Overall, we believe the replacement of the LDR ratio with the CDR ratio represents a tighter and more substance-based approach compared to the previous regulation, while also encouraging banks to adopt international standards earlier. Our estimates suggest that the CDR of several banks may exceed the regulatory cap of 85%. However, as banks are allowed to choose between applying the standard ratios (i.e. CDR) or Basel III-based ratios, we believe the overall impact of the draft amendments on banking system liquidity and credit growth capacity will likely be limited.

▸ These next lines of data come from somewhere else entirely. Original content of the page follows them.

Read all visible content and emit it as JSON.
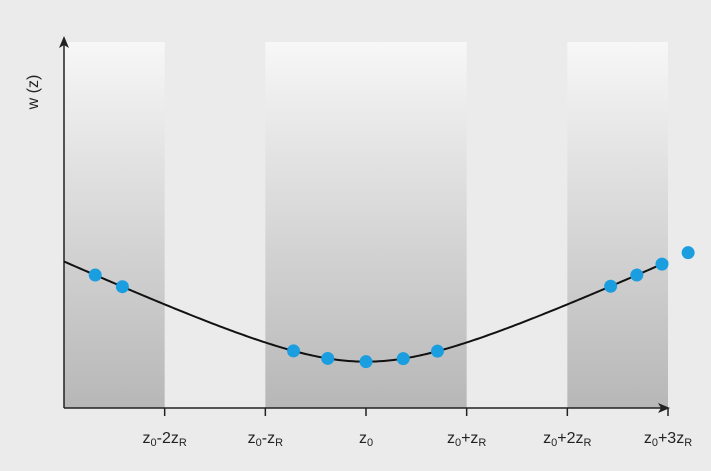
{
  "chart_data": {
    "type": "line",
    "title": "",
    "ylabel": "w (z)",
    "xlabel": "",
    "xlim": [
      -3.0,
      3.0
    ],
    "ylim": [
      0,
      3.16
    ],
    "ticks": [
      {
        "value": -2,
        "base": "z",
        "sub1": "0",
        "mid": "-2z",
        "sub2": "R"
      },
      {
        "value": -1,
        "base": "z",
        "sub1": "0",
        "mid": "-z",
        "sub2": "R"
      },
      {
        "value": 0,
        "base": "z",
        "sub1": "0",
        "mid": "",
        "sub2": ""
      },
      {
        "value": 1,
        "base": "z",
        "sub1": "0",
        "mid": "+z",
        "sub2": "R"
      },
      {
        "value": 2,
        "base": "z",
        "sub1": "0",
        "mid": "+2z",
        "sub2": "R"
      },
      {
        "value": 3,
        "base": "z",
        "sub1": "0",
        "mid": "+3z",
        "sub2": "R"
      }
    ],
    "bands": [
      [
        -3.0,
        -2.0
      ],
      [
        -1.0,
        1.0
      ],
      [
        2.0,
        3.0
      ]
    ],
    "curve": {
      "formula": "w0*sqrt(1+z^2)",
      "w0": 0.4
    },
    "points": [
      {
        "x": -2.69,
        "y": 1.15
      },
      {
        "x": -2.42,
        "y": 1.0
      },
      {
        "x": -0.72,
        "y": 0.49
      },
      {
        "x": -0.38,
        "y": 0.43
      },
      {
        "x": 0.0,
        "y": 0.4
      },
      {
        "x": 0.37,
        "y": 0.42
      },
      {
        "x": 0.71,
        "y": 0.5
      },
      {
        "x": 2.43,
        "y": 1.0
      },
      {
        "x": 2.69,
        "y": 1.15
      },
      {
        "x": 2.94,
        "y": 1.25
      },
      {
        "x": 3.2,
        "y": 1.38
      }
    ],
    "colors": {
      "curve": "#111111",
      "point": "#1a9ee0",
      "band_dark": "#b7b7b7",
      "band_light": "#f7f7f7",
      "axis": "#222222"
    }
  }
}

Specifically, the SBV revised the calculation methodology from LDR to CDR to better reflect the liquidity status, while also introducing several new ratios in line with international practices (Basel III standards), most notably LCR, NSFR, and LEV.
CDR (Credit-to-Deposit Ratio) replaces the traditional LDR ratio. Under the draft, corporate bond balances are added to, while equity is deducted from, total credit (C). On the funding side (D), interbank deposits are excluded, while 20% of term deposits from the State Treasury are included. Overall, the revised methodology would result in a higher CDR compared to the previous LDR calculation. The regulatory threshold remains unchanged at 85%.
LCR (Liquidity Coverage Ratio) measures a bank’s ability to meet net cash outflows over a 30-day stress period. It is calculated as high-quality liquid assets (cash, government securities, etc.) divided by projected net cash outflows over the next 30 days. The ratio is intended to measure short-term liquidity resilience.
NSFR (Net Stable Funding Ratio) measures the stability of a bank’s funding structure. It is calculated as available stable funding (deposits, equity, etc.) relative to required stable funding. The ratio is intended to assess a bank’s ability to sustain ongoing operations such as credit over the longer term.
Banks are required to comply with the minimum thresholds according to a phased roadmap starting from the beginning of each year as follow:
| 2028 | 2029 | 2030 | 2031 | |
| LCR | 70% | 80% | 90% | 100% |
| NSFR | 90% | 95% | 100% |
However, banks may voluntarily adopt LCR and NSFR earlier. Banks that comply early with both ratios at the 100% threshold will be exempt from complying with the CDR ratio as well as the short-term funding for medium and long-term lending ratio, although they will still be required to report CDR periodically.
Another ratio introduced is LEV (Leverage Ratio), calculated as Tier 1 capital divided by total exposure. Banks are required to maintain a minimum threshold of 3%. For systemically important banks, dividend distributions are only permitted if LEV exceeds 3% + 50% of the capital conservation buffer (CCB), equivalent to approx 3.3%–4.2%. The purpose of this ratio is to prevent excessive leverage within the banking system. However, the SBV does not yet mandate implementation of LEV, and this ratio requirement is less stringent than the existing CAR framework.